Gegen die Stimmen der CDU gab die Bezirksvertretung 10 nun grünes Licht für die Neunutzung des ehemaligen Hildegardisheimes durch die Graf-Recke-Stiftung. Diese will dort künftig Familien und deren Kinder betreuen.

Für die Graf-Recke-Stiftung und Investor Marius Varro, der das ehemalige Caritas-Altenzentrum Hildegardisheim in Garath Südwest gekauft hat und es der Stiftung als Mieter überlassen will, bewahrheitete sich in der Sitzung der Bezirksvertretung 10 am Dienstagabend, dass aller guten Dinge drei sind. Bereits zum dritten Mal in Folge stand auf der Tagesordnung die Neunutzung des von Architekt Gottfried Böhm erbauten und unter Denkmalschutz stehenden Haus-Komplexes – die Graf-Recke-Stiftung will das Haus mit einem sozialen Zentrum neu beleben.

Und obwohl die CDU vergeblich einen Antrag stellte, den Tagesordnungspunkt wie in den beiden Sitzungen zuvor zu vertagen, kam es dann doch zur Abstimmung. Mit den Stimmen von SPD, Grünen, Linken, Freie Wähler, FDP, Republikaner und der fraktionslosen Henrike Pougin wurde gegen die Stimmen der CDU die Befreiung von der jetzigen Nutzung als Altenheim erteilt. Allerdings bleibt für den Häuserkomplex die Zweckbindung für soziale Zwecke bestehen.
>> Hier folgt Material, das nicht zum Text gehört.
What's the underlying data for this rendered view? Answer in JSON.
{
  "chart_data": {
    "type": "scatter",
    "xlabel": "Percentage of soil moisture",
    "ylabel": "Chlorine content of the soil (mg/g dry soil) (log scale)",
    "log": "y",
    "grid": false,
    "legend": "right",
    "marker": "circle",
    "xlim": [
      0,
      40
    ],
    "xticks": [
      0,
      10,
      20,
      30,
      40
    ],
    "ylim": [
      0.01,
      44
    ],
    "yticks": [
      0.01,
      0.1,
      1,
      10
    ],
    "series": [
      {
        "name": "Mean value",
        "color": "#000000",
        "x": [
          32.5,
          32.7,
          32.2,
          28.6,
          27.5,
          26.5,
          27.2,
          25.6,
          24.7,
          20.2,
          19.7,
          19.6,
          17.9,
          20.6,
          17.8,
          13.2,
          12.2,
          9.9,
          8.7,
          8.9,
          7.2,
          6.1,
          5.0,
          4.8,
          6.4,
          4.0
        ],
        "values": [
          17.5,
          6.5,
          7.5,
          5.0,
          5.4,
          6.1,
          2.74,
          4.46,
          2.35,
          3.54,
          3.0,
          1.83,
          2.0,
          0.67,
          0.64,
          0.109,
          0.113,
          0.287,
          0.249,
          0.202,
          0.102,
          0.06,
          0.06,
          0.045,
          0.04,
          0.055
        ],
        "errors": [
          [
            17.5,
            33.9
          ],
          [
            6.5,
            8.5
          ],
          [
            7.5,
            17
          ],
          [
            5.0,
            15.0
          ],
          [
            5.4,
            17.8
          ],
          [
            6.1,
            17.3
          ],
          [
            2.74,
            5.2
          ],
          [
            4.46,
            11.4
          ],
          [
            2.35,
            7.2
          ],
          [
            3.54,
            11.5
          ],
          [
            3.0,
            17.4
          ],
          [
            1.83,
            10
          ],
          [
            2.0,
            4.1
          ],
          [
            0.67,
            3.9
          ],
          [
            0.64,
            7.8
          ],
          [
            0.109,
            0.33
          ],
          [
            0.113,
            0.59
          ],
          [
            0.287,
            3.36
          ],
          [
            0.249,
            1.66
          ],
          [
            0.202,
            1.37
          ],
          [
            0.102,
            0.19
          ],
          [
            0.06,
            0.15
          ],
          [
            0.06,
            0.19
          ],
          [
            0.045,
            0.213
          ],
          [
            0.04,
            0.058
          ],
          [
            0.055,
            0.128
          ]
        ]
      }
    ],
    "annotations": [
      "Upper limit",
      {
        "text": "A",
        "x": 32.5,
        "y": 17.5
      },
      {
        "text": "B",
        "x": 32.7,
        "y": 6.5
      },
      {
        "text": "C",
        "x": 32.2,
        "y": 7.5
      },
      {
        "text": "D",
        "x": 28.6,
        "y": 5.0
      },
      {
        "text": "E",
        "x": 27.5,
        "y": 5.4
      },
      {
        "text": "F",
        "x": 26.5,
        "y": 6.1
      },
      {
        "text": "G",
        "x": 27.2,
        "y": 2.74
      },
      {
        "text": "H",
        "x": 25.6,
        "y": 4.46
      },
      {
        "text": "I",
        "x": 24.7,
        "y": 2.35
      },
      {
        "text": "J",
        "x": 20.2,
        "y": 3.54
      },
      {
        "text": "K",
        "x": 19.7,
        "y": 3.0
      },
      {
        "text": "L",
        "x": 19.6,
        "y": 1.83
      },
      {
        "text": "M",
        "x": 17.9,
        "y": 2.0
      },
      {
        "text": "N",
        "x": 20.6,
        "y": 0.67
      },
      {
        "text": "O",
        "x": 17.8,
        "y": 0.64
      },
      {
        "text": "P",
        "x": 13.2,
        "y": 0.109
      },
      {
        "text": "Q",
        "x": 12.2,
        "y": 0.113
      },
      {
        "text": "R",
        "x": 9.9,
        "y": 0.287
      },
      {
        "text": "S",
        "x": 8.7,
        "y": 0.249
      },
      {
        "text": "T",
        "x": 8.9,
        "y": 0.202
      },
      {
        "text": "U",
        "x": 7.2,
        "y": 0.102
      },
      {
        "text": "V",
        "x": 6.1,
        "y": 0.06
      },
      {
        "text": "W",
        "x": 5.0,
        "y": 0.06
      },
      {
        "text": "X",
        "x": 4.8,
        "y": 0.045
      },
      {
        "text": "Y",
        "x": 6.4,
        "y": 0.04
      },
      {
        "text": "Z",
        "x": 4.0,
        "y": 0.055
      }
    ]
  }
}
Das war den Mitgliedern der BV wichtig. „Die Art der Nutzung ist nun fix“, führte auch der Mitarbeiter des Bauaufsichtsamtes aus.

Der Kampfabstimmung vorausgegangen war eine emotionale Debatte, in der vor allem die CDU trotz Sitzungsunterbrechung nicht zu bewegen war, von ihrer Linie abzuweichen. Der Vorwurf der Christdemokraten: Die Graf-Recke-Stiftung und der Investor hätten die Anwohner immer noch nicht ausreichend darüber informiert, was diese dort planen und ob das Geplante in das Viertel passt. Doch mit dieser Sicht standen die CDU-Mitglieder am Ende recht alleine da.
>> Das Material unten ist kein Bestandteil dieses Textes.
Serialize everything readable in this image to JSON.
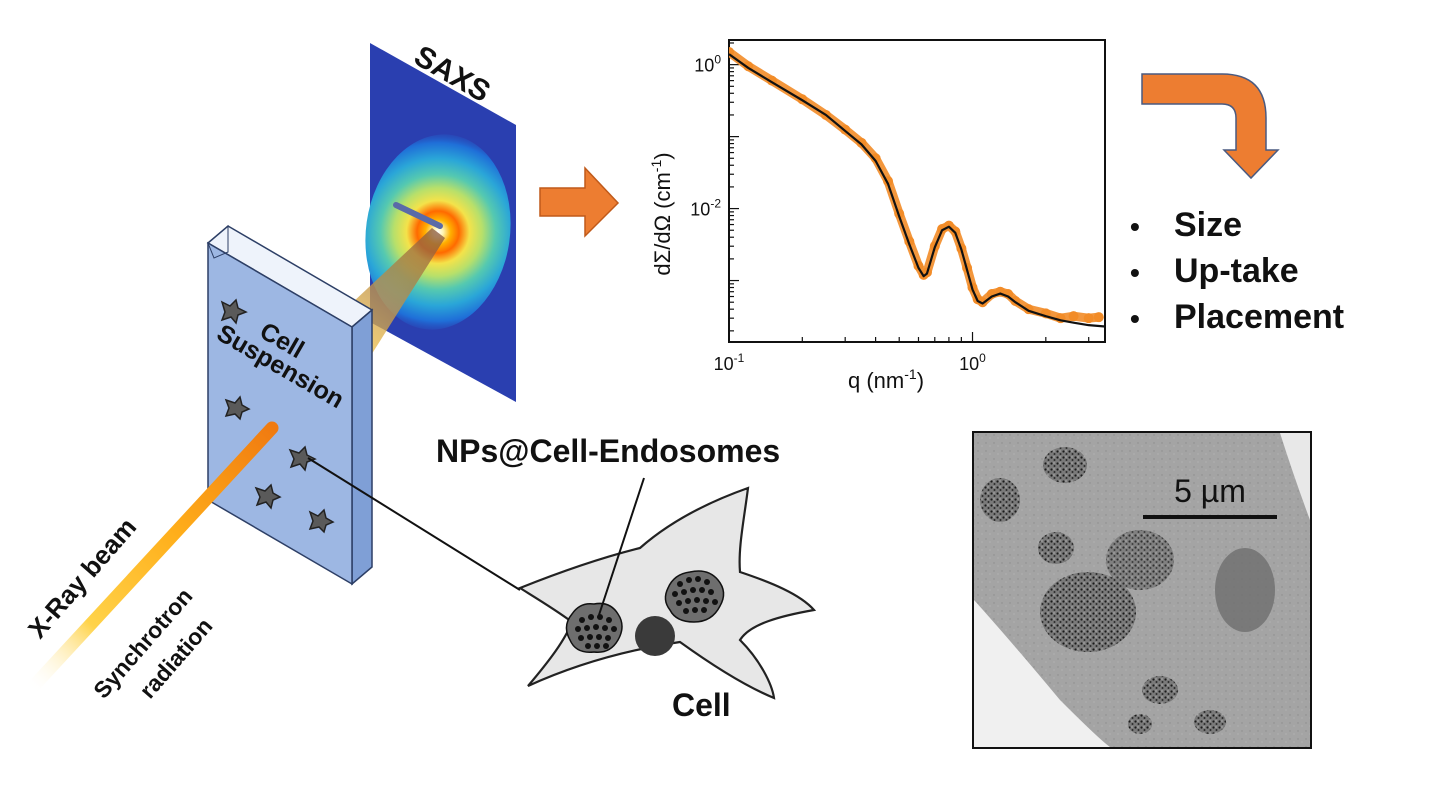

Am gleichen Nachmittag hatten Investor und Stiftung zu einer Informationsrunde in die St.-Matthäus-Kirche eingeladen. Allerdings war der Termin nur auf der Internetseite zu dem Projekt zu finden gewesen. So verloren sich im großen Kirchenraum nur wenige Zuhörer. Dabei hätte die Flut an Informationen vielleicht den einen oder anderen Zweifler des Projektes dazu gebracht, zu überlegen, ob es nicht doch Sinn ergibt, was die Graf-Recke-Stiftung in dem früheren Hildegardisheim plant.
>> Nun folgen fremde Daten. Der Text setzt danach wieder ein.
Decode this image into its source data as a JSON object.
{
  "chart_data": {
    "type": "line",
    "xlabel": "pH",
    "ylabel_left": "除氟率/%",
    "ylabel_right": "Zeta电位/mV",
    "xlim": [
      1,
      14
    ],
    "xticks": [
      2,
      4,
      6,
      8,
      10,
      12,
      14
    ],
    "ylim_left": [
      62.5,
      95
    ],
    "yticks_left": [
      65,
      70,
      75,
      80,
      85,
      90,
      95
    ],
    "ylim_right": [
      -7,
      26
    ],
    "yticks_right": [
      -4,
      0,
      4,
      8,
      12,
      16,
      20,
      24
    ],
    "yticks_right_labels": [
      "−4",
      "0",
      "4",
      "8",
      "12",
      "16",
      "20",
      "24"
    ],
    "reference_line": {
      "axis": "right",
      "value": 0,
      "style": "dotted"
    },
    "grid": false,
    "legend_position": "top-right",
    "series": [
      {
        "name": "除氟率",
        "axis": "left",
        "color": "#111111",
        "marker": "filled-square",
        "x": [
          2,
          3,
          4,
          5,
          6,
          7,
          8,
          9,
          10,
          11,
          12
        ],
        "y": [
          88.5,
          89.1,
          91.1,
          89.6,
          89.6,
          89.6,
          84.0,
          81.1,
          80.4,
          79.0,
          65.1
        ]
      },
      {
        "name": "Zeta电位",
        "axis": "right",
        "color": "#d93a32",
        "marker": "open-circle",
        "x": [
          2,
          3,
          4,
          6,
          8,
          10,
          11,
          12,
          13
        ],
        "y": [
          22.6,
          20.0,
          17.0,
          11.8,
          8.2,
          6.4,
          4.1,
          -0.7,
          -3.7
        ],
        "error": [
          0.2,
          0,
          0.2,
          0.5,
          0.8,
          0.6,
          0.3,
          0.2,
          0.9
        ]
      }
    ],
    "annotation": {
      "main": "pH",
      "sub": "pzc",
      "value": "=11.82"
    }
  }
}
In dem weitläufigen ehemaligen Altenzentrum, das wegen einer gesetzlichen Änderung für diesen Zweck nicht mehr genutzt werden darf, will die Graf-Recke-Stiftung ein Angebot vor allem für Kinder, Jugendliche und ihre Eltern aufbauen, die Probleme im familiären Miteinander haben. Unter anderem sollen bis zu sechs Familien Platz haben, die in einem drei- bis sechsmonatigen Prozess mit Unterstützung von Pädagogen und Therapeuten wieder zueinander finden sollen.

In einem weiteren Trakt können sieben Kinder im Alter von fünf bis zwölf Jahren einen zeitlich befristeten Unterschlupf finden. In der Zeit ihres betreuten Aufenthaltes soll geklärt werden, unter welchen Voraussetzungen sie wieder zurück in ihre Familien können. Für Menschen mit einer geistigen Behinderung, die unter Betreuung eigenständig leben können, werden in einem Flügel aus den ehemaligen Bewohnerzimmern acht kleine Appartements entstehen. Auch hier gibt es laut Stiftung eine starke Nachfrage. Zudem soll ein Sozialarbeiter integriert werden, der sich um Probleme in ganz Garath kümmern könnte. Nachdem die BV die Befreiung aus der ehemaligen Nutzung erteilt hat, kann die Graf-Recke-Stiftung nun in die Feinkonzeption gehen.